Миграта… Машет руками, удивляется, таскает по комнатам. Еще одна покойница. Это — из деревни Лауксодис… Да, была когда-то такая деревня…

«За этим столом мы пили вино. Скатерть с амурчиками, картавый говорок, мягкие руки на шее. Живые, теплые руки. Нет, это было многим раньше. Она играла на пианино, а я читал стихи. Сидела перед черным гробом и играла… „Мой седовласый котенок скоро придет…“»

— Где ее похоронили?

В семейной могиле Берженасов. Узкая улочка, извиваясь, поднимается на Большой Бугор все выше и выше. Шеренгами выстроились надгробия, колоннами шагают кресты. Мертвых и то муштруют. Свежий холмик над покосившимся вязом. Наверху, словно скатерть, залитая вином во время пирушки, подтаявший четырехугольник снега. Там, где тяжелый мраморный памятник с именами и фамилиями покойных Берженасов и Берженене, наверно, находится ее голова. Закрытые глаза, губы, которые он так недавно целовал, маленькие руки, сложенные на груди. Полтора метра, не глубже. Их разделяет полтора метра грунта. Людей разделяют сотни километров, горы и океаны, и они сходятся, а тут жалких полтора метра, но их не преодолеть.

Подходит кладбищенский сторож. Его сын был первым учеником в классе. Молча смотрит на холмик, потом на Гедиминаса, на его черную бороду. Говорит, по походке и одежде узнал. Что греха таить, непонятные дела творятся на грешной земле. Взять, к примеру, госпожу Вайнорене. Знавал ее: симпатичная была женщина. Чего ей не хватало? И вдруг ни с того ни с сего… В голове не умещается, господин учитель.

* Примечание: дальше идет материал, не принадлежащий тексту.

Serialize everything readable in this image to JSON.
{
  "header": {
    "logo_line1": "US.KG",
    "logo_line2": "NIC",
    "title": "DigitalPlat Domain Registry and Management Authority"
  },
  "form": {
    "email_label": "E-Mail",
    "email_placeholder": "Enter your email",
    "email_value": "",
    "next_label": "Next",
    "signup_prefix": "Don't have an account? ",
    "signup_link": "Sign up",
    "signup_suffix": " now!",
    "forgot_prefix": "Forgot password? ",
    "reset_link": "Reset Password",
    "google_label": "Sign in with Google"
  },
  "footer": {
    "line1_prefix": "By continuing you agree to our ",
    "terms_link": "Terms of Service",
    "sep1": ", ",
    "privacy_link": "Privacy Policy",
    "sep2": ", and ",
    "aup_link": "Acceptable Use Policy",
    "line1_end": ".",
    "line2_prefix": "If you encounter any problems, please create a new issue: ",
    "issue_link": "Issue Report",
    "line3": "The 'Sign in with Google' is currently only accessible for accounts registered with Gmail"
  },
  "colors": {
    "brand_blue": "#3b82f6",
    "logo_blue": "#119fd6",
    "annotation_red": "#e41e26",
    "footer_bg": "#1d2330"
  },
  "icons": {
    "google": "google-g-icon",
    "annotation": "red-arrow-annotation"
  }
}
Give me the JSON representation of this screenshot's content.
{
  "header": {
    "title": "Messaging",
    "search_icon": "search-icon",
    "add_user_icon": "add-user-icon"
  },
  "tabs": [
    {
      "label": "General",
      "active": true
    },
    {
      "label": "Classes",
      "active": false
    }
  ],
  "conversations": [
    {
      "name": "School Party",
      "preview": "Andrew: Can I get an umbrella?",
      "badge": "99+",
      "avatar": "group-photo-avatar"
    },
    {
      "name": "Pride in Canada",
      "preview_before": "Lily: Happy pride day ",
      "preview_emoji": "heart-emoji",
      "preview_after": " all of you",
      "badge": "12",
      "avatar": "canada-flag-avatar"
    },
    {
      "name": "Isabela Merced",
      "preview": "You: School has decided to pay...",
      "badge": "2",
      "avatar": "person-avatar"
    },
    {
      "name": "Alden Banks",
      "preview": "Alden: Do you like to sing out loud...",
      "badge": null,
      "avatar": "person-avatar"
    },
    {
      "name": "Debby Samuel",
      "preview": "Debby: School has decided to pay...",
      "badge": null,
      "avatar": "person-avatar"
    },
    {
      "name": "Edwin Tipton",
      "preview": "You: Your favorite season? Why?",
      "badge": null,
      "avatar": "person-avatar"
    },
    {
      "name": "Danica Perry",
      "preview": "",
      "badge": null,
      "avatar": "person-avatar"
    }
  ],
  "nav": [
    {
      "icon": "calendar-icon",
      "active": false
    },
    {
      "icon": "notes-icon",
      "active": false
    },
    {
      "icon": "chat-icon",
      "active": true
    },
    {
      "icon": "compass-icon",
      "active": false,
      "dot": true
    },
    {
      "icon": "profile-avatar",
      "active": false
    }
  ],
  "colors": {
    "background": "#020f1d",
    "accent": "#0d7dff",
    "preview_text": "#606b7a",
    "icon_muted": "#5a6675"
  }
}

Гедиминас, не сказав ни слова, уходит прочь. «Симпатичная была женщина…» Дангель сказал: «Кому-кому, а нам с вами это доподлинно известно…» Сколько знакомых харь в этом покойном городе! Лживое сочувствие, гадкие сплетни, украдкой вырвавшийся вздох облегчения: не хотел бы оказаться в его шкуре.

Серые дома допотопными тварями ползут мимо. Все ниже и ниже, все дальше и дальше друг от друга. Пригород. Полосатая спина дороги (ни на санях, ни на телеге), белое поле, то тут, то там — черные деревья хуторов. Где-то вдалеке, вписавшись в серую черту горизонта, родная деревня. Собака, привязанная к конуре, гремит цепью, кудахчут, разгуливая по двору, куры. Заплаканные оконца ранним утром… Отец… Может, немцы его уже выгнали из дома и он побирается по деревням? Несчастье… Смешное слово, когда ты видел, как срывают ногти, сдирают кожу, когда ты все еще слышишь крики людей, обреченных на страшную смерть, когда ты сам, с изувеченной душой, возвращаешься от могилы любимой. Куда? Ведь там — твое прошлое. В каждом знакомом лице, в дереве, повороте тропы. На дороге, на мосту, над озером, на цементном крыльце молочной — всюду, куда ни ступишь ногой, встретит тебя прошлое. Напомнит о себе, будет спрашивать, наставлять, бередить раны, которые может залечить только время.

Нет и не было Лауксодиса. Не было хутора с собакой, что гремит цепью. Оконцев избы, заплаканных ранним утром. Ничего нет и не было никогда. Есть раскисший большак (ни на санях, ни на телеге), бегущий в другую сторону. Извилистая дорога времени, обросшая проселками, где чужие хутора и деревеньки, чужие люди, нехоженые тропы, неизлазанные деревья с вороньими гнездами. Там собаки иначе гремят цепью, иначе плачут оконца изб, иначе петляют тропинки, иначе растут кусты ивняка вдоль канав. Там мир без твоего прошлого.

II

Первый попавшийся проселок затянул его, как водоворот щепку. Увидел впереди густой березняк — стройные белые березы с обвисшими ветвями, унизанными мерзлыми капельками. В печальном удивлении смотрел он на косы деревьев, разукрашенные ледяными самоцветами, которые, едва солнце выглянуло из-за тучи, засветились ярко, так, что екнуло сердце: это он уже видел… Поздней осенью или ранней весной, когда они скидывают ветхий тулуп снега, а под соломенными стрехами висят заострившиеся сосульки и серые деревья на фоне высокого неба кажутся черными и мягкими, как рисунок углем. В воображении мелькнули березы родного хутора, окружившие пруд, заросший аиром. Гнездо аиста на тополе, обломленном бурей, дерущиеся на крыше голуби, отец в одной рубашке, подставивший лицо жаркому летнему небу («Вокруг солнца ободок, поди, соберется дождичек — в самый раз для свеклы»).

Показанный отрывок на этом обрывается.